In our example, we start with the expression \(-\frac{8}{9}x + \frac{16}{9} = 48\). To isolate \(x\), we first need to eliminate the \(\frac{16}{9}\). We do this by subtracting \(\frac{16}{9}\) from both sides:

• Left side: \(-\frac{8}{9}x\)
• Right side: \(48 - \frac{16}{9} = \frac{416}{9}\)

Now, the variable term \(-\frac{8}{9}x\) stands alone on one side, making it easier to solve for \(x\).

Simplifying equations involves reducing an equation to its most basic form, making it easier to solve.
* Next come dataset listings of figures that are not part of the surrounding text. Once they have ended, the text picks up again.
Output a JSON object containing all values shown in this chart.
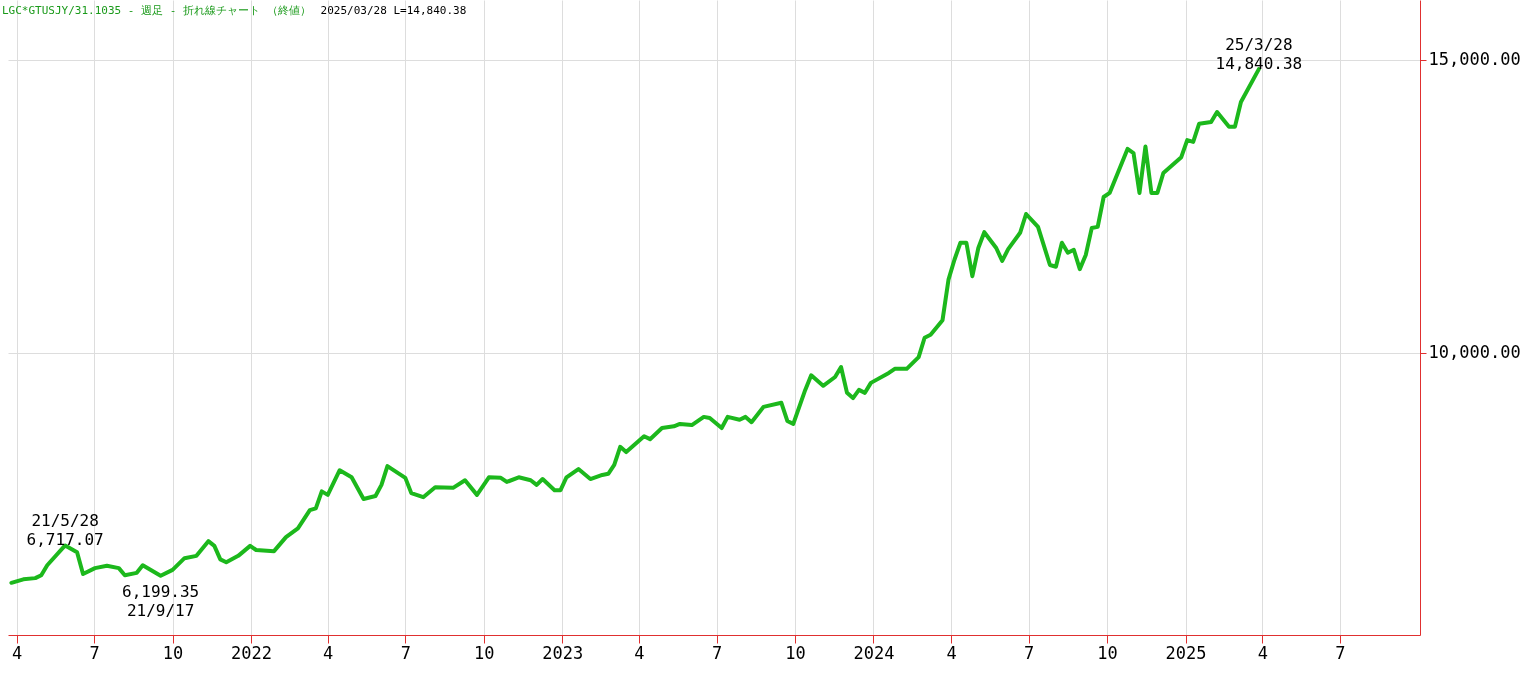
{
  "chart_data": {
    "type": "line",
    "title": "LGC*GTUSJY/31.1035 - 週足 - 折れ線チャート （終値）",
    "subtitle": "2025/03/28 L=14,840.38",
    "x": [
      "2021-03-26",
      "2021-04-09",
      "2021-04-23",
      "2021-04-30",
      "2021-05-07",
      "2021-05-28",
      "2021-06-11",
      "2021-06-18",
      "2021-07-02",
      "2021-07-16",
      "2021-07-30",
      "2021-08-06",
      "2021-08-20",
      "2021-08-27",
      "2021-09-17",
      "2021-10-01",
      "2021-10-15",
      "2021-10-29",
      "2021-11-12",
      "2021-11-19",
      "2021-11-26",
      "2021-12-03",
      "2021-12-17",
      "2021-12-31",
      "2022-01-07",
      "2022-01-28",
      "2022-02-11",
      "2022-02-25",
      "2022-03-11",
      "2022-03-18",
      "2022-03-25",
      "2022-04-01",
      "2022-04-15",
      "2022-04-29",
      "2022-05-13",
      "2022-05-27",
      "2022-06-03",
      "2022-06-10",
      "2022-07-01",
      "2022-07-08",
      "2022-07-22",
      "2022-08-05",
      "2022-08-26",
      "2022-09-09",
      "2022-09-23",
      "2022-10-07",
      "2022-10-21",
      "2022-10-28",
      "2022-11-11",
      "2022-11-25",
      "2022-12-02",
      "2022-12-09",
      "2022-12-23",
      "2022-12-30",
      "2023-01-06",
      "2023-01-20",
      "2023-02-03",
      "2023-02-17",
      "2023-02-24",
      "2023-03-03",
      "2023-03-10",
      "2023-03-17",
      "2023-04-07",
      "2023-04-14",
      "2023-04-28",
      "2023-05-12",
      "2023-05-19",
      "2023-06-02",
      "2023-06-16",
      "2023-06-23",
      "2023-07-07",
      "2023-07-14",
      "2023-07-28",
      "2023-08-04",
      "2023-08-11",
      "2023-08-25",
      "2023-09-15",
      "2023-09-22",
      "2023-09-29",
      "2023-10-13",
      "2023-10-20",
      "2023-11-03",
      "2023-11-17",
      "2023-11-24",
      "2023-12-01",
      "2023-12-08",
      "2023-12-15",
      "2023-12-22",
      "2023-12-29",
      "2024-01-19",
      "2024-01-26",
      "2024-02-09",
      "2024-02-23",
      "2024-03-01",
      "2024-03-08",
      "2024-03-22",
      "2024-03-29",
      "2024-04-05",
      "2024-04-12",
      "2024-04-19",
      "2024-04-26",
      "2024-05-03",
      "2024-05-10",
      "2024-05-24",
      "2024-05-31",
      "2024-06-07",
      "2024-06-21",
      "2024-06-28",
      "2024-07-12",
      "2024-07-26",
      "2024-08-02",
      "2024-08-09",
      "2024-08-16",
      "2024-08-23",
      "2024-08-30",
      "2024-09-06",
      "2024-09-13",
      "2024-09-20",
      "2024-09-27",
      "2024-10-04",
      "2024-10-25",
      "2024-11-01",
      "2024-11-08",
      "2024-11-15",
      "2024-11-22",
      "2024-11-29",
      "2024-12-06",
      "2024-12-27",
      "2025-01-03",
      "2025-01-10",
      "2025-01-17",
      "2025-01-31",
      "2025-02-07",
      "2025-02-21",
      "2025-02-28",
      "2025-03-07",
      "2025-03-28"
    ],
    "series": [
      {
        "color": "#1cb81c",
        "values": [
          6080,
          6140,
          6160,
          6210,
          6380,
          6717.07,
          6600,
          6230,
          6330,
          6370,
          6330,
          6210,
          6250,
          6380,
          6199.35,
          6300,
          6500,
          6540,
          6790,
          6710,
          6480,
          6430,
          6540,
          6710,
          6640,
          6620,
          6860,
          7010,
          7320,
          7350,
          7640,
          7580,
          8000,
          7880,
          7510,
          7560,
          7750,
          8070,
          7870,
          7610,
          7540,
          7710,
          7700,
          7830,
          7580,
          7880,
          7870,
          7800,
          7880,
          7830,
          7750,
          7850,
          7660,
          7660,
          7880,
          8020,
          7850,
          7920,
          7940,
          8090,
          8400,
          8310,
          8580,
          8530,
          8720,
          8750,
          8790,
          8770,
          8910,
          8890,
          8720,
          8910,
          8860,
          8910,
          8820,
          9080,
          9150,
          8840,
          8790,
          9370,
          9620,
          9440,
          9590,
          9760,
          9320,
          9230,
          9370,
          9320,
          9490,
          9660,
          9730,
          9730,
          9930,
          10260,
          10310,
          10560,
          11250,
          11590,
          11880,
          11880,
          11310,
          11790,
          12060,
          11790,
          11570,
          11770,
          12050,
          12370,
          12150,
          11500,
          11470,
          11880,
          11710,
          11760,
          11430,
          11670,
          12130,
          12150,
          12660,
          12730,
          13480,
          13410,
          12730,
          13520,
          12730,
          12730,
          13070,
          13340,
          13630,
          13600,
          13910,
          13940,
          14110,
          13860,
          13860,
          14280,
          14840.38
        ]
      }
    ],
    "xlim": [
      "2021-03-22",
      "2025-10-03"
    ],
    "xticks": [
      {
        "value": "2021-04-01",
        "label": "4"
      },
      {
        "value": "2021-07-01",
        "label": "7"
      },
      {
        "value": "2021-10-01",
        "label": "10"
      },
      {
        "value": "2022-01-01",
        "label": "2022"
      },
      {
        "value": "2022-04-01",
        "label": "4"
      },
      {
        "value": "2022-07-01",
        "label": "7"
      },
      {
        "value": "2022-10-01",
        "label": "10"
      },
      {
        "value": "2023-01-01",
        "label": "2023"
      },
      {
        "value": "2023-04-01",
        "label": "4"
      },
      {
        "value": "2023-07-01",
        "label": "7"
      },
      {
        "value": "2023-10-01",
        "label": "10"
      },
      {
        "value": "2024-01-01",
        "label": "2024"
      },
      {
        "value": "2024-04-01",
        "label": "4"
      },
      {
        "value": "2024-07-01",
        "label": "7"
      },
      {
        "value": "2024-10-01",
        "label": "10"
      },
      {
        "value": "2025-01-01",
        "label": "2025"
      },
      {
        "value": "2025-04-01",
        "label": "4"
      },
      {
        "value": "2025-07-01",
        "label": "7"
      }
    ],
    "ylim": [
      5190,
      16020
    ],
    "yticks": [
      {
        "value": 10000,
        "label": "10,000.00"
      },
      {
        "value": 15000,
        "label": "15,000.00"
      }
    ],
    "grid": true,
    "annotations": [
      {
        "text": "21/5/28\n6,717.07",
        "x": "2021-05-28",
        "y": 6717.07
      },
      {
        "text": "6,199.35\n21/9/17",
        "x": "2021-09-17",
        "y": 6199.35
      },
      {
        "text": "25/3/28\n14,840.38",
        "x": "2025-03-28",
        "y": 14840.38
      }
    ]
  }
}
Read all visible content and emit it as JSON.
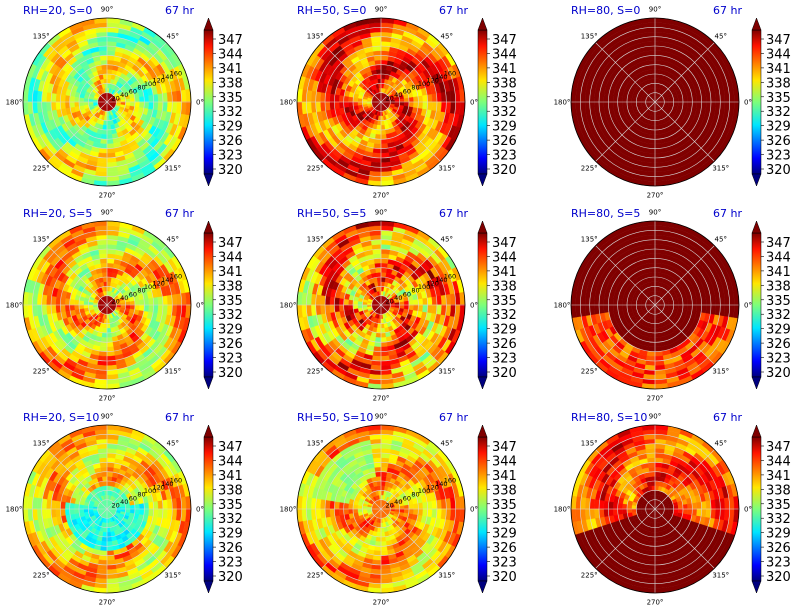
{
  "chart_data": {
    "type": "heatmap",
    "projection": "polar",
    "colormap": "jet",
    "colorbar_ticks": [
      "347",
      "344",
      "341",
      "338",
      "335",
      "332",
      "329",
      "326",
      "323",
      "320"
    ],
    "clim": [
      320,
      350
    ],
    "angle_ticks": [
      "90°",
      "45°",
      "0°",
      "315°",
      "270°",
      "225°",
      "180°",
      "135°"
    ],
    "radial_ticks": [
      "20",
      "40",
      "60",
      "80",
      "100",
      "120",
      "140",
      "160"
    ],
    "rmax": 180,
    "time_label": "67 hr",
    "panels": [
      {
        "title": "RH=20, S=0",
        "base": 337,
        "eye": 349,
        "pattern": "spiral",
        "show_radial_labels": true
      },
      {
        "title": "RH=50, S=0",
        "base": 344,
        "eye": 349,
        "pattern": "spiral",
        "show_radial_labels": true
      },
      {
        "title": "RH=80, S=0",
        "base": 350,
        "eye": 350,
        "pattern": "uniform",
        "show_radial_labels": false
      },
      {
        "title": "RH=20, S=5",
        "base": 340,
        "eye": 349,
        "pattern": "spiral",
        "show_radial_labels": true
      },
      {
        "title": "RH=50, S=5",
        "base": 342,
        "eye": 349,
        "pattern": "patchy",
        "show_radial_labels": true
      },
      {
        "title": "RH=80, S=5",
        "base": 350,
        "eye": 350,
        "pattern": "lower-patches",
        "show_radial_labels": false
      },
      {
        "title": "RH=20, S=10",
        "base": 340,
        "eye": 334,
        "pattern": "dry-south",
        "show_radial_labels": true
      },
      {
        "title": "RH=50, S=10",
        "base": 341,
        "eye": 343,
        "pattern": "west-blob",
        "show_radial_labels": true
      },
      {
        "title": "RH=80, S=10",
        "base": 344,
        "eye": 350,
        "pattern": "upper-patches",
        "show_radial_labels": false
      }
    ]
  }
}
This process typically involves combining like terms, clearing fractions, and ensuring each side of the equation is as simple as possible.

• Combine like terms when possible (terms with the same variables to the same power).
• Eliminate fractions by finding a common denominator or multiplying through by the reciprocal.

In our problem, simplifying started with applying the distributive property and combining terms to simplify both sides of the equation: \(-\frac{8}{9}x + \frac{16}{9} = \frac{416}{9}\). After isolating the variable term, further simplification was necessary to solve for \(x\). We multiplied both sides by the reciprocal of \(-\frac{8}{9}\) to find the solution:

• Multiply by \(-\frac{9}{8}\), resulting in \(x = -\frac{9}{8} \times \frac{416}{9}\)
• Simplify the multiplication to get \(x = -52\)

Simplifying ensures the solution is both accurate and easy to understand.